The California Commission on Fair Political Practice (FPPC) has opened an investigation into the financial disclosure of government retirement candidate Larry Elder, an FPPC spokesman confirmed to The Hill.
The investigation comes later the California Democratic Party filed a lawsuit against Elder, accusing the Republican of not properly disclosing aspects of his finances and business, following a story reported by the Los Angeles Times earlier this month, according to the newspaper.

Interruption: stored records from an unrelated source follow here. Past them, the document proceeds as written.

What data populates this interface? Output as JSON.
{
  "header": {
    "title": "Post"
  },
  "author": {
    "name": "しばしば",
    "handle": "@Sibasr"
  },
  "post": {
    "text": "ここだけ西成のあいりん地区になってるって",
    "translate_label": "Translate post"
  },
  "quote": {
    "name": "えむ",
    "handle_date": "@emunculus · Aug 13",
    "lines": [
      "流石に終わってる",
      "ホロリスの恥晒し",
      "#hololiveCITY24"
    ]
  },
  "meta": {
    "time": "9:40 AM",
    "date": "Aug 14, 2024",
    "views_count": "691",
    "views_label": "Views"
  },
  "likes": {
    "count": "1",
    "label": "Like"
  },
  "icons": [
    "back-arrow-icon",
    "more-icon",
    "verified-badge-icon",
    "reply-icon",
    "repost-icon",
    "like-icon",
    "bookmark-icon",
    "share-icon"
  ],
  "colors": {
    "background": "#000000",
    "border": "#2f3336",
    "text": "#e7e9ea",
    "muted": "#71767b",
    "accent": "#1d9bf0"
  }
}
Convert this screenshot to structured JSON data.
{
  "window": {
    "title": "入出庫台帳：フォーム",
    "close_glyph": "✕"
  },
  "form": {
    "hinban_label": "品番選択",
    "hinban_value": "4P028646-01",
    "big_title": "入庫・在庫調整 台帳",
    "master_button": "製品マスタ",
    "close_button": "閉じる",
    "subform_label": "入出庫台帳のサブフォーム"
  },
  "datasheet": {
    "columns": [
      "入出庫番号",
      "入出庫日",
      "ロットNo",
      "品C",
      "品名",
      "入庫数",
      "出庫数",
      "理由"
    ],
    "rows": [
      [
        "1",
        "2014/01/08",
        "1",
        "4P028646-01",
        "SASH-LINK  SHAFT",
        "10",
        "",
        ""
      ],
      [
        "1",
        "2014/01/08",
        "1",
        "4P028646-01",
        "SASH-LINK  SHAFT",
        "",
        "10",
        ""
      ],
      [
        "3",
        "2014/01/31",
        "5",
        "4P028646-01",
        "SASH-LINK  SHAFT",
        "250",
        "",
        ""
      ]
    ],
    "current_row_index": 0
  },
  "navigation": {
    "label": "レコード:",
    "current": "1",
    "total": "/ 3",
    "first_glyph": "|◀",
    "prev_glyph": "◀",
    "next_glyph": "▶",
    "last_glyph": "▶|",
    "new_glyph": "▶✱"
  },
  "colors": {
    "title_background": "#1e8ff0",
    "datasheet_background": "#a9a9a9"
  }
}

The Times first reported on the FPPC’s investigation into the financial disclosure of Elder’s campaign.
Elder is the leading candidate in next month’s California government withdrawal election.
The Times reported more than a week ago that it appeared Elder had incorrectly indicated financial disclosures related to Laurence A. Elder & Associates Inc., a business experts told the media he appeared to own.
The Times reported that in its Declaration of Economic Interests, a public statement that helps indicate whether there are possible ethical concerns, including conflicts of interest, it had not indicated whether it owned a stake in that company. He pointed out that it was a source of income.
An Elder spokeswoman had told the Times that “it looks like it could have been an oversight” and that her presentation was updated to show she owned 100 percent of the company. He also updated that the company was worth between $ 100,000 and $ 1 million.
In addition, the updated presentation indicated that Elder had received donations from the Republican Executive Committee of Epoch Times and Alachua County, Florida, the Times reported.
In a letter to a lawyer representing the California Democratic Party, FPPC said it was examining the political party’s allegations and added, “You will then receive a notification from us when the case is finally resolved. However, please note that in at this time we have not made any determination as to the validity of the allegations made by your client or as to the guilt, if any, of the persons identified in the claim. “
In a statement to the Times on the investigation, Elder’s campaign spokesman Ying Ma said, “We made a simple mistake and we fixed it as soon as possible. Such investigations are very common in the campaign world.” .
If it is found that Elder is violating the financial disclosure of the inappropriate campaign, each penalty costs a maximum of $ 5,000, according to the Times, citing the FPPC.
The Hill has contacted Elder’s campaign for comment.